Caporalato a Monfalcone, partiti i ricorsi in Cassazione
MONFALCONE Ricorso in Cassazione, in relazione al procedimento sul caporalato nell’appalto di Fincantieri. Si tratta di due dei sette imputati, condannati lo scorso 4 giugno dal Tribunale di Gorizia, a fronte della sentenza pronunciata dal Collegio giudicante, presieduto da Francesca Clocchiatti (a latere Nicola Russo e Gianfranco Rozze).
Sentenza per la quale erano stati applicati i patteggiamenti richiesti da sei imputati, negati invece dal precedente pubblico ministero Martorelli.
A presentare ricorso in Cassazione sono stati l’operaio bengalese Amin Ruhul, difeso dall’avvocato Mariarosa Platania, e Alessandro Rispoli, capocantiere alle dipendenze dei Commentale, difeso dal legale Giovanni Iacono.
Ruhul era stato condannato a tre anni e sei mesi, mentre Rispoli a tre anni e quattro mesi.
Entrambi i difensori, dunque, hanno impugnato la sentenza di condanna per i propri assistiti direttamente davanti alla Corte di Cassazione, in virtù dei patteggiamenti applicati dal Tribunale di Gorizia.

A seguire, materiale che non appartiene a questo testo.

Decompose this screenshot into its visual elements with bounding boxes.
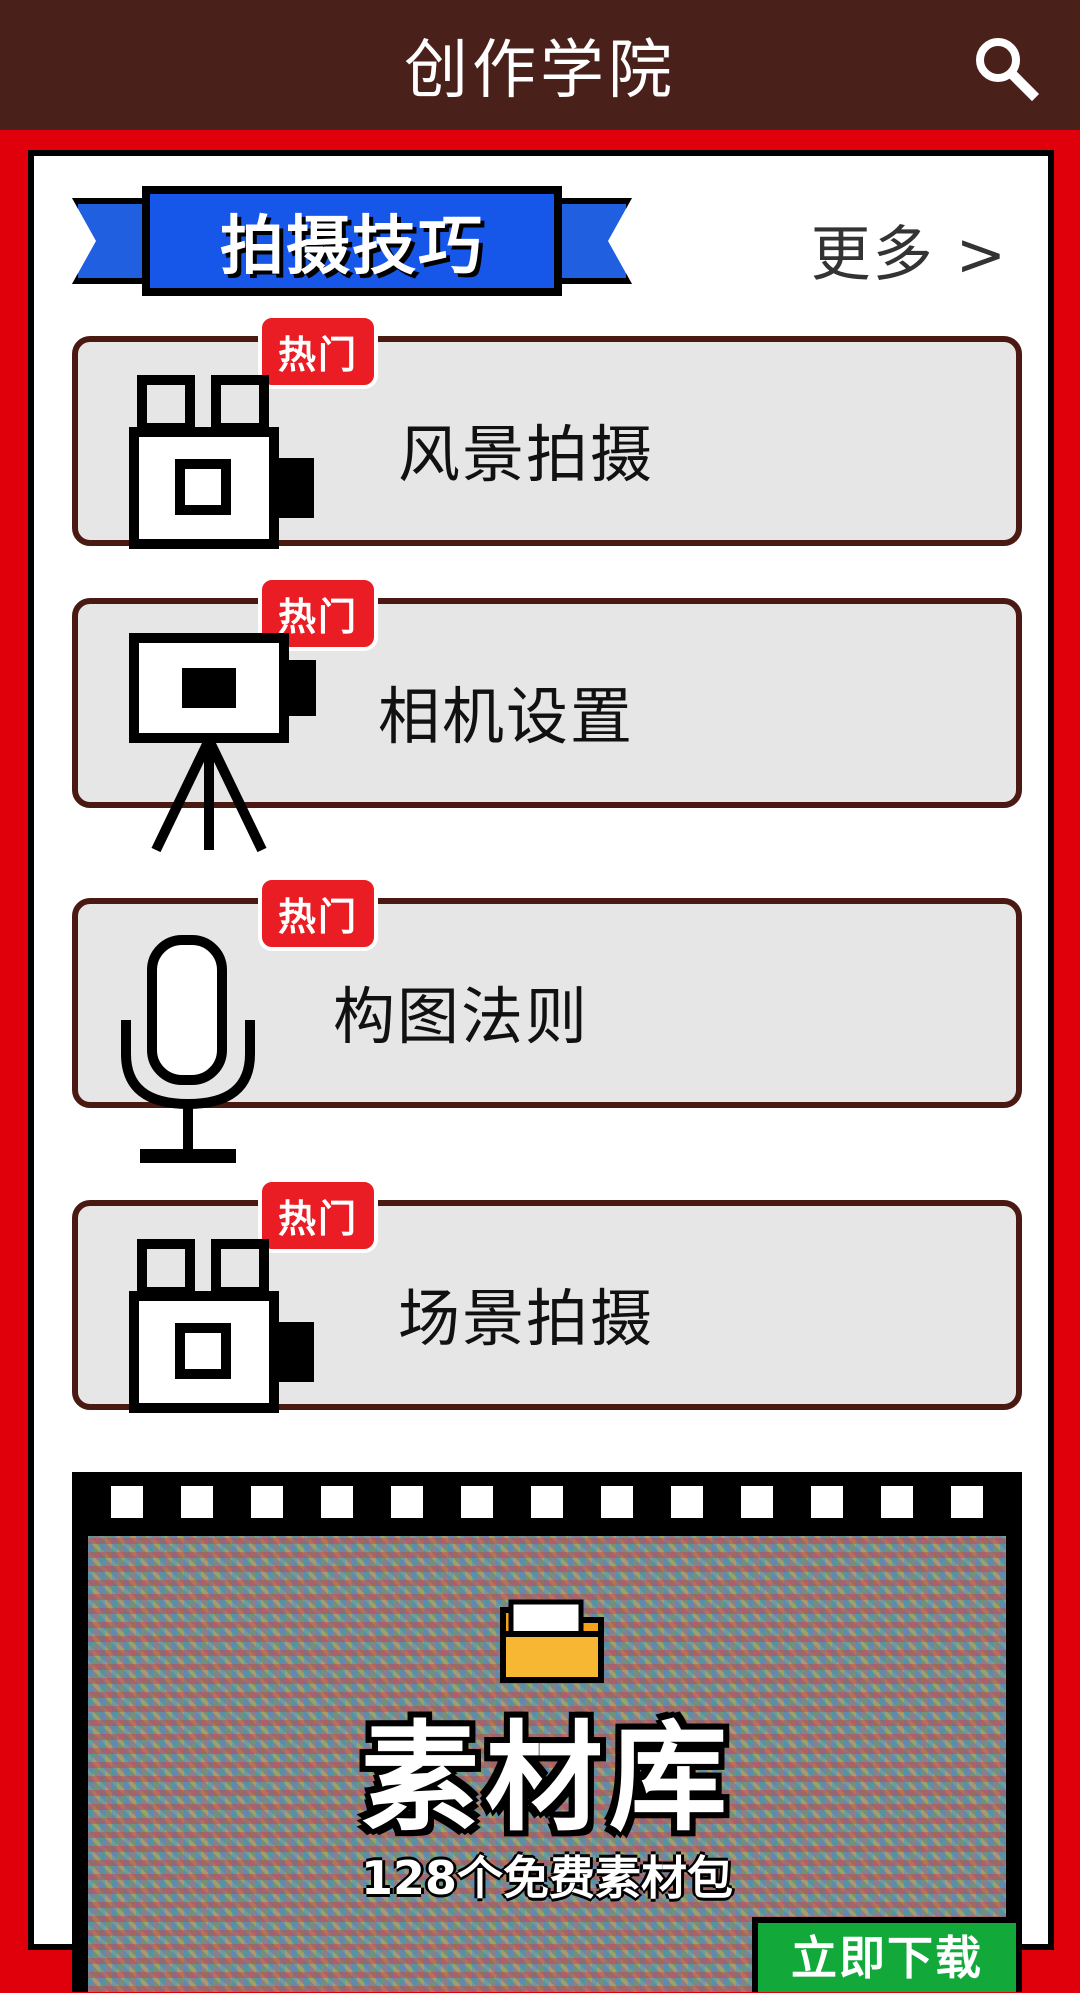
banner-title: 素材库 — [360, 1709, 733, 1847]
page-title: 创作学院 — [404, 34, 676, 108]
ribbon-right-tail — [552, 198, 632, 284]
card-composition[interactable]: 热门 构图法则 — [72, 876, 1022, 1163]
banner-subtitle: 128个免费素材包 — [360, 1851, 734, 1905]
folder-icon — [500, 1599, 604, 1683]
card-landscape[interactable]: 热门 风景拍摄 — [72, 314, 1022, 549]
card-label: 风景拍摄 — [398, 418, 655, 491]
microphone-icon — [121, 935, 255, 1163]
film-sprocket-holes — [72, 1486, 1022, 1526]
card-camera-settings[interactable]: 热门 相机设置 — [72, 576, 1022, 853]
download-button[interactable]: 立即下载 — [752, 1917, 1022, 1992]
search-icon[interactable] — [970, 32, 1040, 102]
asset-library-banner[interactable]: 素材库 128个免费素材包 立即下载 — [72, 1472, 1022, 1992]
section-title: 拍摄技巧 — [220, 210, 484, 284]
card-label: 相机设置 — [378, 680, 635, 753]
ribbon-left-tail — [72, 198, 152, 284]
section-ribbon: 拍摄技巧 — [72, 186, 632, 296]
card-label: 构图法则 — [333, 980, 590, 1053]
card-scene[interactable]: 热门 场景拍摄 — [72, 1178, 1022, 1413]
camera-icon — [129, 1239, 314, 1413]
camera-icon — [129, 375, 314, 549]
section-title-box: 拍摄技巧 — [142, 186, 562, 296]
title-bar: 创作学院 — [0, 0, 1080, 130]
tripod-camera-icon — [129, 633, 316, 853]
card-label: 场景拍摄 — [398, 1282, 655, 1355]
more-link[interactable]: 更多 > — [811, 206, 1008, 293]
content-panel: 拍摄技巧 更多 > 热门 风景拍摄 热门 相机设置 热门 构图法则 热门 场景拍… — [28, 150, 1054, 1992]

Con ciò chiamando in causa le modalità stesse di applicazione del patteggiamento, al fine di verificarne la correttezza considerando che il giudice sia tenuto a vagliare la presenza di eventuali elementi intercorsi e utili al proscioglimento.
Per quanto riguarda, in particolare, la posizione di Amin Ruhul, nel ricorso viene richiesto l’annullamento della sentenza di primo grado per violazione della legge penale poichè, secondo la difesa, il Tribunale non ha disposto la sentenza anche in lingua bengalese.

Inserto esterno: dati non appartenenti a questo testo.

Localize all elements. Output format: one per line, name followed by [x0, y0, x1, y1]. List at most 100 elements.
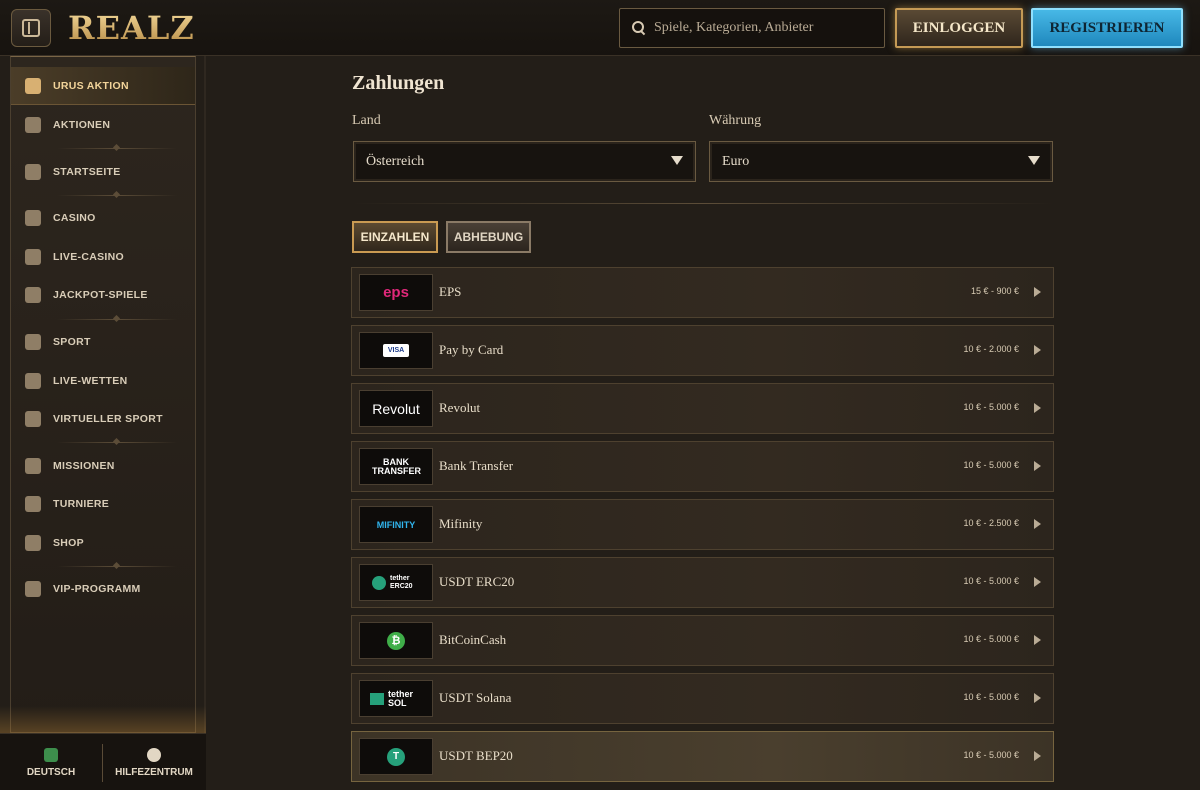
tether-icon: T	[387, 747, 405, 766]
visa-logo-text: VISA	[382, 344, 410, 357]
mifinity-logo: MIFINITY	[359, 506, 433, 543]
sidebar-item-virtueller-sport[interactable]: VIRTUELLER SPORT	[11, 400, 195, 438]
slot-machine-icon	[25, 210, 41, 226]
sidebar-item-startseite[interactable]: STARTSEITE	[11, 153, 195, 191]
sidebar-nav: URUS AKTION AKTIONEN STARTSEITE CASINO L…	[10, 56, 196, 733]
tether-bep20-logo: T	[359, 738, 433, 775]
sidebar-item-aktionen[interactable]: AKTIONEN	[11, 106, 195, 144]
payment-method-row[interactable]: ₿ BitCoinCash 10 € - 5.000 €	[351, 615, 1054, 666]
revolut-logo-text: Revolut	[372, 400, 420, 417]
payments-panel: Zahlungen Land Österreich Währung Euro E…	[206, 56, 1200, 790]
payment-method-row[interactable]: eps EPS 15 € - 900 €	[351, 267, 1054, 318]
language-label: DEUTSCH	[26, 767, 76, 778]
card-logo: VISA	[359, 332, 433, 369]
sidebar-item-turniere[interactable]: TURNIERE	[11, 485, 195, 523]
tab-withdrawal[interactable]: ABHEBUNG	[446, 221, 531, 253]
tether-erc20-logo: tether ERC20	[359, 564, 433, 601]
sidebar-item-live-wetten[interactable]: LIVE-WETTEN	[11, 362, 195, 400]
chevron-right-icon	[1034, 577, 1041, 587]
site-logo[interactable]: REALZ	[68, 10, 195, 46]
chevron-right-icon	[1034, 519, 1041, 529]
payment-method-row[interactable]: Revolut Revolut 10 € - 5.000 €	[351, 383, 1054, 434]
virtual-sport-icon	[25, 411, 41, 427]
search-icon	[632, 21, 646, 35]
sidebar-item-vip-programm[interactable]: VIP-PROGRAMM	[11, 570, 195, 608]
payment-method-range: 10 € - 5.000 €	[963, 402, 1019, 412]
eps-logo: eps	[359, 274, 433, 311]
sidebar-item-label: AKTIONEN	[53, 119, 111, 131]
medal-icon	[25, 458, 41, 474]
sidebar-item-label: VIP-PROGRAMM	[53, 583, 141, 595]
card-icon	[25, 249, 41, 265]
payment-method-name: Revolut	[439, 400, 481, 415]
payment-method-row[interactable]: BANK TRANSFER Bank Transfer 10 € - 5.000…	[351, 441, 1054, 492]
sidebar-item-label: URUS AKTION	[53, 79, 129, 92]
bank-logo-text: BANK TRANSFER	[372, 456, 421, 476]
register-button[interactable]: REGISTRIEREN	[1031, 8, 1183, 48]
search-input[interactable]	[654, 20, 874, 36]
payment-method-row[interactable]: tether SOL USDT Solana 10 € - 5.000 €	[351, 673, 1054, 724]
sidebar-item-urus-aktion[interactable]: URUS AKTION	[11, 67, 195, 105]
currency-select[interactable]: Euro	[709, 141, 1053, 182]
payment-method-range: 10 € - 5.000 €	[963, 634, 1019, 644]
sidebar-divider	[57, 442, 177, 443]
footer-divider	[102, 744, 103, 782]
podium-icon	[25, 496, 41, 512]
sidebar-item-missionen[interactable]: MISSIONEN	[11, 447, 195, 485]
sidebar-item-label: LIVE-CASINO	[53, 251, 124, 263]
section-divider	[352, 203, 1054, 204]
payment-method-range: 10 € - 2.000 €	[963, 344, 1019, 354]
sidebar-item-jackpot-spiele[interactable]: JACKPOT-SPIELE	[11, 276, 195, 314]
search-box[interactable]	[619, 8, 885, 48]
sidebar-item-label: MISSIONEN	[53, 460, 115, 472]
sidebar-item-label: JACKPOT-SPIELE	[53, 289, 148, 301]
sidebar-toggle-button[interactable]	[11, 9, 51, 47]
sidebar-item-label: SHOP	[53, 537, 84, 549]
sidebar-item-casino[interactable]: CASINO	[11, 199, 195, 237]
sidebar-footer: DEUTSCH HILFEZENTRUM	[0, 733, 206, 790]
sidebar-toggle-icon	[22, 19, 40, 37]
revolut-logo: Revolut	[359, 390, 433, 427]
country-value: Österreich	[366, 153, 425, 169]
sidebar-item-live-casino[interactable]: LIVE-CASINO	[11, 238, 195, 276]
sidebar-item-label: VIRTUELLER SPORT	[53, 413, 163, 425]
chevron-right-icon	[1034, 693, 1041, 703]
help-center-button[interactable]: HILFEZENTRUM	[112, 742, 196, 784]
bank-transfer-logo: BANK TRANSFER	[359, 448, 433, 485]
chevron-right-icon	[1034, 345, 1041, 355]
globe-icon	[44, 748, 58, 762]
payment-method-range: 15 € - 900 €	[970, 286, 1019, 296]
chevron-down-icon	[671, 156, 683, 165]
eps-logo-text: eps	[383, 284, 409, 301]
country-select[interactable]: Österreich	[353, 141, 696, 182]
sidebar-item-label: LIVE-WETTEN	[53, 375, 128, 387]
sidebar-divider	[57, 319, 177, 320]
top-header: REALZ EINLOGGEN REGISTRIEREN	[0, 0, 1200, 56]
payment-method-range: 10 € - 5.000 €	[963, 692, 1019, 702]
chevron-right-icon	[1034, 461, 1041, 471]
language-button[interactable]: DEUTSCH	[20, 742, 82, 784]
payment-method-row[interactable]: tether ERC20 USDT ERC20 10 € - 5.000 €	[351, 557, 1054, 608]
payment-method-name: USDT BEP20	[439, 748, 513, 763]
payment-method-row[interactable]: T USDT BEP20 10 € - 5.000 €	[351, 731, 1054, 782]
login-button[interactable]: EINLOGGEN	[895, 8, 1023, 48]
chat-bubble-icon	[147, 748, 161, 762]
sidebar-item-sport[interactable]: SPORT	[11, 323, 195, 361]
chevron-right-icon	[1034, 751, 1041, 761]
payment-method-name: EPS	[439, 284, 462, 299]
tab-deposit[interactable]: EINZAHLEN	[352, 221, 438, 253]
tether-solana-logo: tether SOL	[359, 680, 433, 717]
sidebar-item-shop[interactable]: SHOP	[11, 524, 195, 562]
mifinity-logo-text: MIFINITY	[376, 519, 416, 530]
payment-method-row[interactable]: MIFINITY Mifinity 10 € - 2.500 €	[351, 499, 1054, 550]
tether-sol-logo-text: tether SOL	[388, 688, 414, 708]
payment-method-name: USDT Solana	[439, 690, 512, 705]
bitcoin-cash-icon: ₿	[387, 631, 405, 650]
clover-icon	[25, 287, 41, 303]
payment-method-row[interactable]: VISA Pay by Card 10 € - 2.000 €	[351, 325, 1054, 376]
payment-method-name: Mifinity	[439, 516, 483, 531]
chevron-down-icon	[1028, 156, 1040, 165]
currency-value: Euro	[722, 153, 750, 169]
sidebar-item-label: SPORT	[53, 336, 91, 348]
bull-icon	[25, 77, 41, 94]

Viene, inoltre, contestata l’associazione a delinquere, che il procedimento non ha configurato in modo inequivocabile quale vincolo e disegno criminale, se non trattandosi piuttosto di un mero concorso nei reati.
Il ricorso passa in rassegna, inoltre, una serie di singoli casi di estorsione, mettendo in dubbio la validità dell’acquisizione delle Sit (sommarie informazioni testimoniali) rese da alcuni testi, poi sottratti al controesame nel processo, non tenendo pertanto conto del possibile trasferimento. Chiamate in causa anche le minacce, elemento costitutivo dell’estorsione, risultando, per il difensore, equivoche le dichiarazioni rese dai testi e anche, in alcuni casi, assolutamente non comprovate.
Quanto a Rispoli, la difesa sostiene come la sentenza di condanna sia carente di motivazioni, non specificando i termini effettivi delle minacce attribuite al proprio assistito, nè le persone rimaste vittime. La difesa, nel ricorso, lamenta il ridimensionamento del ruolo di Muhammad Hossain Muktar, conosciuto come Mark, ritenuto invece significativo ai fini dell’avvio delle indagini e del processo celebrato dal Tribunale di Gorizia.
Nè sussiste, per il legale, il reato associativo non avendo comprovato il ruolo di Rispoli in questo contesto, ritenendo peraltro che non fosse a conoscenza dei comportamenti del proprio datore di lavoro.
Il difensore di Rispoli, inoltre, sostiene come «la credibilità di alcune delle persone offese sia stata smentita dal Collegio, che non ha tuttavia valutato la possibilità di una vera e propria strategia di dichiarazioni tendenziose, almeno di una parte delle persone offese, anche per la mancanza di un adeguato sistema di traduzione delle dichiarazioni già in fase di indagini».